Why sigmoid continous value is passed to the next layer, not the step value?

I see the [0, 1] value is passed to the next layer but it is considered as binary on-off. That would be valid to say if we pass \{0, 1\}

z = x@w + b
a = g(z)
a = step(a, thres=0.5)
step(a) = \begin{cases}1, \quad a \ge 0.5 \\ 0, \quad a \lt 0.5 \end{cases}

The threshold comparison with >= 0.5 is only used if you’re trying to output a prediction from the last layer.

For the hidden layer outputs, there’s no threshold used.

2 Likes

Hi @tbhaxor I just want to add to the previous answer that for the hidden layers we passed the raw prediction without threshold, so it can be 0.3, 0.4, 0.12 and so on, but at the end we create a threshold on the last layer to make a final prediction, this depends on your problem and the output that you need.
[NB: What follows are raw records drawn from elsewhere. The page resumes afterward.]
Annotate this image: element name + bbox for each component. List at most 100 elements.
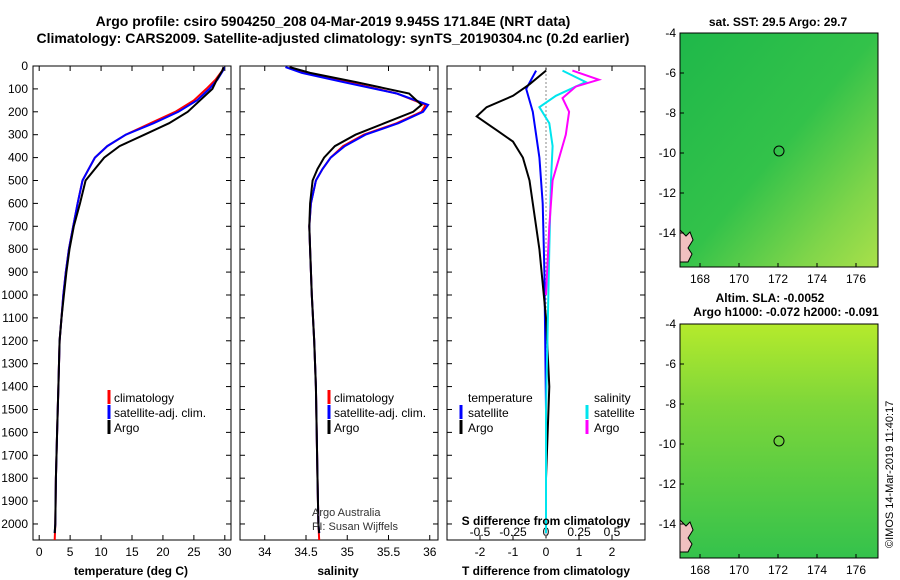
difference-legend: temperature satellite Argo salinity sate… xyxy=(459,391,635,528)
legend-s-argo: Argo xyxy=(594,421,620,435)
legend-salinity-title: salinity xyxy=(594,391,631,405)
s-tick-label: -0.25 xyxy=(499,525,527,539)
x-tick-label: 34.5 xyxy=(294,545,318,559)
map-y-tick-label: -8 xyxy=(665,106,676,120)
x-tick-label: 35.5 xyxy=(377,545,401,559)
legend-s-satellite: satellite xyxy=(594,406,635,420)
map-y-tick-label: -10 xyxy=(659,146,677,160)
depth-axis-labels: 0 100 200 300 400 500 600 700 800 900 1000 1100 1200… xyxy=(1,59,28,531)
temperature-legend: climatology satellite-adj. clim. Argo xyxy=(107,390,206,435)
depth-tick-label: 800 xyxy=(8,242,28,256)
map-x-tick-label: 174 xyxy=(807,272,827,286)
s-tick-label: 0.5 xyxy=(604,525,621,539)
depth-tick-label: 1600 xyxy=(1,425,28,439)
s-difference-label: S difference from climatology xyxy=(462,514,631,528)
map-y-tick-label: -12 xyxy=(659,186,677,200)
map-x-tick-label: 176 xyxy=(846,272,866,286)
x-tick-label: 30 xyxy=(218,545,232,559)
sla-map-ticks: 168 170 172 174 176 -4 -6 -8 -10 -12 -14 xyxy=(659,317,867,577)
map-x-tick-label: 176 xyxy=(846,563,866,577)
s-tick-label: 0.25 xyxy=(567,525,591,539)
map-x-tick-label: 168 xyxy=(690,563,710,577)
series-line-argo xyxy=(289,66,424,534)
map-y-tick-label: -14 xyxy=(659,226,677,240)
map-y-tick-label: -6 xyxy=(665,66,676,80)
legend-temperature-title: temperature xyxy=(468,391,533,405)
depth-tick-label: 1700 xyxy=(1,448,28,462)
series-line-t-argo xyxy=(475,69,551,534)
x-tick-label: 25 xyxy=(187,545,201,559)
x-tick-label: 36 xyxy=(423,545,437,559)
x-tick-label: 0 xyxy=(36,545,43,559)
depth-tick-label: 1300 xyxy=(1,357,28,371)
title-line2: Climatology: CARS2009. Satellite-adjuste… xyxy=(37,30,630,46)
plot-frame xyxy=(239,65,439,541)
legend-argo: Argo xyxy=(114,421,140,435)
temperature-panel: 0 5 10 15 20 25 30 xyxy=(32,65,232,559)
depth-tick-label: 1900 xyxy=(1,494,28,508)
map-x-tick-label: 170 xyxy=(729,272,749,286)
map-y-tick-label: -14 xyxy=(659,517,677,531)
sst-map-ticks: 168 170 172 174 176 -4 -6 -8 -10 -12 -14 xyxy=(659,26,867,286)
depth-tick-label: 1100 xyxy=(2,311,28,325)
salinity-xlabel: salinity xyxy=(317,564,359,578)
series-line-argo xyxy=(53,66,225,534)
depth-tick-label: 900 xyxy=(8,265,28,279)
map-y-tick-label: -4 xyxy=(665,317,676,331)
legend-satellite: satellite-adj. clim. xyxy=(334,406,426,420)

In addition to the clear explanation by @TMosh and @pastorsoto focusing on the output layer, I think that in any layer, if it should learn to produce a high a value, then a = 0.999 could imply a higher model quality than a = 0.501. Rounding them both to 1 with the step function will remove their difference which is a piece of useful information.

Raymond

1 Like

Yes it makes sense now, it is like we need to get extent of activation in the hidden layer. Like model is asking tell on number line how much you think this feature contributes to the actual labels.